Eu sou hors concours
E, nada mais do que justo, haveríamos de curtir adoidados a pecúnia que os “veios” nos presentearam na noite da formatura. Fomos pra “Bobolândia”, onde, hoje, erguem-se as pirâmides da Feira do Livro (graças somente a Deus!!!).
As “minas” estavam lá, os hormônios à flor da pele. Claro que nós também estávamos com o tesão a mil. Mas os planos, para aquela noite, eram outros: descobrir se verdade ou lenda a tal história do “fantasma” da Lagoa dos Quadros.
A noite não poderia ser outra – lua cheia –, pois, segundo os tigueras, ele dava o ar da graça – ou da feiura, do medo, do assombro, sei lá! – nas noites de plenilúnio.
Plenilúnio… Cara, aonde fui arranjar esse tal de plenilúnio? Acho que deveria ser uma guarânia, sei lá, me digam!, que meu pai, nas noites em que chegava em casa emborrachado, pra fazer grau com a madrasta, cantava, bem me lembro, y en la noche hermosa de plenilunio de tu blanca mano senti el calor…
A caminhada seria longa, mais de horas. A lua, daquelas em que a gente vê até as sombras de suas crateras, ameaçava chocar-se contra o Morro da Borússia, nas lonjuras, atrás da BR. Tosko queria levar lanternas, o idiota. E eu disse a ele, Esquece as lanternas, o melhor de tudo está bem guardado, junto com o cachimbo, que o Jorge leva na guaiaca, cara!

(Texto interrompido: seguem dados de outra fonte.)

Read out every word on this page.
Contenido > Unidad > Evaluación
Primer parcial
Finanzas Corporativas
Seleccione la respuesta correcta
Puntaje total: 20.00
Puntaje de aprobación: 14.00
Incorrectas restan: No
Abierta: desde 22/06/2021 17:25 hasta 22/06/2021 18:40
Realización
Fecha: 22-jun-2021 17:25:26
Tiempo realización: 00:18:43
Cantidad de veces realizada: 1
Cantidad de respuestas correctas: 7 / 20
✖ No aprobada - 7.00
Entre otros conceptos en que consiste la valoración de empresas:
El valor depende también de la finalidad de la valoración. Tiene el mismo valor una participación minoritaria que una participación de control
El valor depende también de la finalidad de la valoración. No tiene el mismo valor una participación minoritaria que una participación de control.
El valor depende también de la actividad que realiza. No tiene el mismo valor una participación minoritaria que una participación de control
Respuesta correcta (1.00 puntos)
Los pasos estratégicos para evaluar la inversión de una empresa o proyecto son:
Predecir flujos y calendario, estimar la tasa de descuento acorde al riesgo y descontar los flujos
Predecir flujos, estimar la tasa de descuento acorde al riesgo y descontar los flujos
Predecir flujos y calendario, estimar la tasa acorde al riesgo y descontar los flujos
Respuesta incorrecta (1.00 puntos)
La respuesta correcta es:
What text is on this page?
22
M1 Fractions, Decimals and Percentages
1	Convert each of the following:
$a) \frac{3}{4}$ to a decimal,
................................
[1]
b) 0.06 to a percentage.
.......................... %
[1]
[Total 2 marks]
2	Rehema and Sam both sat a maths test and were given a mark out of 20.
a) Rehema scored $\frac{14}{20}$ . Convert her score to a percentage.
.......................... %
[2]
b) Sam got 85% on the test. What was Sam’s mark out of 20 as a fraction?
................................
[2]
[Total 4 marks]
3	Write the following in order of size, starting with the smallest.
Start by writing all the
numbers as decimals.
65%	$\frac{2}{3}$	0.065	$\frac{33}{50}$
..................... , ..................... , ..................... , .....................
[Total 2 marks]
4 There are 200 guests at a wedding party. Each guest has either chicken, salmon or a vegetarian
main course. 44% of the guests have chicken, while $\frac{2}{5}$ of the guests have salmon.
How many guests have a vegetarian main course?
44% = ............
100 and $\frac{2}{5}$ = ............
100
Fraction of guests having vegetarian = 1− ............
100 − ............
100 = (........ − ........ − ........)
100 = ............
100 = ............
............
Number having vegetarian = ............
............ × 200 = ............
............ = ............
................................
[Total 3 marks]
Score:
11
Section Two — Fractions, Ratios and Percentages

As plácidas águas da Lagoa, o silente murmurejar de suas pequenas ondas nos aguapés, o cansaço da tremenda caminhada ensejava deitarmo-nos na areia, mirar as estrelas bailarinas e o engalanado e iridescente salão de baile lunar e esquecer o resto…
Não! Naquela noite veríamos o lendário fantasma da Lagoa. Aquele ente que, “seu” Pedro Rubi Prestes, certa vez me dissera, Menino, nas noites de verão, ele expulsa até boiada, cavalos e porcos pras areias do mar. Não! Naquela noite de plenilúnio saberíamos a verdade sobre o abominável fantasma da Lagoa. Sobretudo, se contávamos com o cachimbo e o “pacote” que Jorge trazia com os cuidados na guaiaca.
Sentamo-nos num tronco de umbuzeiro y en la noche hermosa de plenilunio Jorge apanhou o conteúdo do “pacote” e, com ele, encheu a pipa do cachimbo…
A fumaça desenhava irreconhecíveis figuras contra a claridade da lua. Aspirávamos, voluptuosamente, o adocicado sabor da erva que fenecia nas brasas da pipa. Aspirávamos….. aspirávamos, con frenesi…, como diziam os versos da guarânia do meu “veio”…
Tosko, num rompante, ergueu-se e, se enredando nos aguapés, se foi, Lagoa a dentro, gritando, O fantasma não existe… ele não existe! É uma sereia, vocês estão vendo? Linda, loira, e me chama…
O braseiro da pipa apagou-se. Não havia mais fumaça contrastando com o brilho da lua. Nunca mais soubemos de Tosko.
Isso faz quarenta anos!
* Um dos eventos da 4ª Feira do Livro de Capão da Canoa será o Primeiro Concurso Literário Pindorama, nos gêneros, conto, crônica e poesia. Como membro da Comissão Organizadora da Feira, ele está sob meus cuidados. Ao iniciar este conto, minha intenção era, sob outro nome, e a título de brincadeira com os jurados, inscrevê-lo no certame. Foi assim, num concurso (Revelação Literária – Apesul – Correio do Povo), que me tornei um apaixonado pela escrita. Por isso esta “cócega” do desafio. Venci a tentação e permaneço, tão somente, membro da Comissão Organizadora.